This, though, is where the second prong of the Brussels Effect is supposed to kick in, prompting transnational companies to change the ways they produce and sell goods and services for markets around the world regardless of what other legal systems require. If one must retool the manufacturing process for one’s widgets to satisfy European safety standards, the reasoning goes, it makes little sense to maintain different production lines just so that one can continue manufacturing riskier widgets for sale elsewhere. For technology products, consumer expectations about compatibility and uninterrupted cross-border operation also shape production decisions. For both of these reasons, for example, once the EU ordered Apple to discontinue sales of its proprietary Thunderbolt connector, Apple chose to revert to the industry standard USB-C protocol on a worldwide basis. 

Unlike hardware, however, services offered via digital platforms can be reconfigured for different regional or national markets at relatively low cost. This is a distinction with enormous implications for the success of European efforts to leverage domestic regulation of platform services to achieve more widespread changes in the way those services operate. Bradford confidently predicts that, because of the Brussels Effect, tech giants such as Google, Meta, and Amazon will begin to change the ways they interact with audiences outside the European Union. So far, at least, that just isn’t true. The GDPR has not produced meaningful changes in the design and implementation of privacy policies for non-Europeans. Information service providers designated as gatekeepers under the EU’s new Digital Markets Act (DMA) are implementing the DMA’s interoperability and portability requirements for European users only.

Disputes about privacy and data protection, moreover, are not the only instance in which a hypothesized Brussels Effect is failing to materialize. To take another example, Bradford’s optimistic predictions about the likely global effects of European hate speech laws are not borne out by the facts. At least as of this writing, the CJEU has not interpreted European law to require global blocking of embargoed content, as Bradford seems to suggest; instead, it ruled only that European law did not preclude Austria from attempting to use its national laws to do so. Mandates issued by individual countries are unlikely to prompt search and social media platforms to self-impose identical restrictions on content globally. 

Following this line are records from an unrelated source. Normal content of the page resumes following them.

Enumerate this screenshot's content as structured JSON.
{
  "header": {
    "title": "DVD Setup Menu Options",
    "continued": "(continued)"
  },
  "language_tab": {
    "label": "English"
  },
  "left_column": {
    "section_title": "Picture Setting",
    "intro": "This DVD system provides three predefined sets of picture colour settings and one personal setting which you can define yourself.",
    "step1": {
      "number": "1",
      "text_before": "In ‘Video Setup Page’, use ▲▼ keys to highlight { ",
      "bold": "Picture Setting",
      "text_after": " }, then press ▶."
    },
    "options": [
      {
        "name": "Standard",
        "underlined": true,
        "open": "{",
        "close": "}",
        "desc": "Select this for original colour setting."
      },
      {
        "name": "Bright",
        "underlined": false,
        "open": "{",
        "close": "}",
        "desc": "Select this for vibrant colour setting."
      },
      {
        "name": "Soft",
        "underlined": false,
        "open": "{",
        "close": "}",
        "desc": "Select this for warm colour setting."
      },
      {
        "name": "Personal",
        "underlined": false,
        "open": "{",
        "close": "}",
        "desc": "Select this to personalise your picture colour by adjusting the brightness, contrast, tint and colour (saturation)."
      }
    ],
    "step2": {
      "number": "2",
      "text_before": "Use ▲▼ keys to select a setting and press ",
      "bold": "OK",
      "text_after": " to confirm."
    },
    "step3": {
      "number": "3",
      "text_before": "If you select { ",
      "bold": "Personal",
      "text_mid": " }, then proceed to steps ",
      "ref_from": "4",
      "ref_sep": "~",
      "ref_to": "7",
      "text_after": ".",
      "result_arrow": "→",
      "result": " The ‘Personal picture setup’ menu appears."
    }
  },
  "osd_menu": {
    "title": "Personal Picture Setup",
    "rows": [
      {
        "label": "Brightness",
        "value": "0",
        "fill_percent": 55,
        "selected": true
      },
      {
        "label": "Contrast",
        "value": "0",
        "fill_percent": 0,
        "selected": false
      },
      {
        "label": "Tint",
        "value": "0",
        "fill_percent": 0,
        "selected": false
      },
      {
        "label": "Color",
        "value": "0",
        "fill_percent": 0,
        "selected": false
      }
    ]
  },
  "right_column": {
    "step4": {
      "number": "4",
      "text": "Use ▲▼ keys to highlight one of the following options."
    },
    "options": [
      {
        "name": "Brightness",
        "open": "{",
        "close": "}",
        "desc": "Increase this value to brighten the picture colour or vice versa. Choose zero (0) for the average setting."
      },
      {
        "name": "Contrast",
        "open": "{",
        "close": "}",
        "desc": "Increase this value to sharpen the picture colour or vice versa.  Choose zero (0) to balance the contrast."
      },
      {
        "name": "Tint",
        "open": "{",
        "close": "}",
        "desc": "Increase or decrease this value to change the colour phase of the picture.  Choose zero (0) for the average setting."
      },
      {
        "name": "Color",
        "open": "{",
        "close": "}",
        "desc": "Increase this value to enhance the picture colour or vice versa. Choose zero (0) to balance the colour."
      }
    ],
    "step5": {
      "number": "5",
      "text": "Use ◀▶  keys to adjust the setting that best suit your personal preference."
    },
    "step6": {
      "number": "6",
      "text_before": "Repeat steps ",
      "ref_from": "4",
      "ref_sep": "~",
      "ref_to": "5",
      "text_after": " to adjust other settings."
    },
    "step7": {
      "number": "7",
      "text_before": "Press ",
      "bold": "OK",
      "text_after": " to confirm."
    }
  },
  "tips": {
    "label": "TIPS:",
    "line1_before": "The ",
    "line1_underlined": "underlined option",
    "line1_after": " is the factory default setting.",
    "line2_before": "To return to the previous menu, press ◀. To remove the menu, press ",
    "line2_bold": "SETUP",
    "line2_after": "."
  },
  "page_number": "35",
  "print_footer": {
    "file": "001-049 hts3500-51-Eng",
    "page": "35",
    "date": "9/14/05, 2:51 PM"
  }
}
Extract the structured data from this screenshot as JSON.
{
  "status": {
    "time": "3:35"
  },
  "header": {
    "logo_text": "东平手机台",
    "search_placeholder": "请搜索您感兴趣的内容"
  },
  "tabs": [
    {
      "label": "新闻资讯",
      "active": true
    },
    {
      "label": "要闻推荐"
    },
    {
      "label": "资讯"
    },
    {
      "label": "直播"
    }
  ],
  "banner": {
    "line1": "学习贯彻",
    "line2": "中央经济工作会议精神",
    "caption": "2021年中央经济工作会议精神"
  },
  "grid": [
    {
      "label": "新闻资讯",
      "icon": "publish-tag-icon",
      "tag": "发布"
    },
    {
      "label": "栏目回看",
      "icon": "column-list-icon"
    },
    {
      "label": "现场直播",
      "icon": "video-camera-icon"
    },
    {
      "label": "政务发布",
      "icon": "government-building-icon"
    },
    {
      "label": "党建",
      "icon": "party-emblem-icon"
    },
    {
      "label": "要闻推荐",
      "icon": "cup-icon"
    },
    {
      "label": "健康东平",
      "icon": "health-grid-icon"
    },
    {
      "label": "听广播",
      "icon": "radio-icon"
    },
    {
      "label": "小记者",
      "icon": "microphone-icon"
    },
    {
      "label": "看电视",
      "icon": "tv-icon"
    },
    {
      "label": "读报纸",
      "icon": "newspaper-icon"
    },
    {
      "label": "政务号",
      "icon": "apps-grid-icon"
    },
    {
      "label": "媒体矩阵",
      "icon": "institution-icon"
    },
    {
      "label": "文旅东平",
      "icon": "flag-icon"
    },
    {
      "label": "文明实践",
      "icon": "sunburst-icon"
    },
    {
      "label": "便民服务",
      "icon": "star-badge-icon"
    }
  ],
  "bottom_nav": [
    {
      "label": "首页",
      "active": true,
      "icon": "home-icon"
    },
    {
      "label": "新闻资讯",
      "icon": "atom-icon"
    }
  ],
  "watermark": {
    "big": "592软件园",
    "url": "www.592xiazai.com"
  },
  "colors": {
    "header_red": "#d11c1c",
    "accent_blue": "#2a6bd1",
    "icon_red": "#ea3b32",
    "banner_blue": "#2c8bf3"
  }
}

Bradford is correct to note that the large platforms block (or attempt to block) some content regardless of where on the planet it was uploaded—most notably, child sexual abuse material and live-streamed videos of terrorist and hate-related shootings in process—but that list falls far short of the full range of material that the laws in European nations tend to cover. And even within Europe, the numbers counsel caution. Bradford notes approvingly that the largest platforms report removal of 63 percent of hate speech about which they are notified. That’s nice (though, for the moment, impossible to verify), but the threshold requirement of user notification creates a serious denominator problem for claims that such numbers are significant in any absolute sense. It is important to remember that social media are social and that some (much?) content that would violate European member state laws circulates in private groups among consenting recipients.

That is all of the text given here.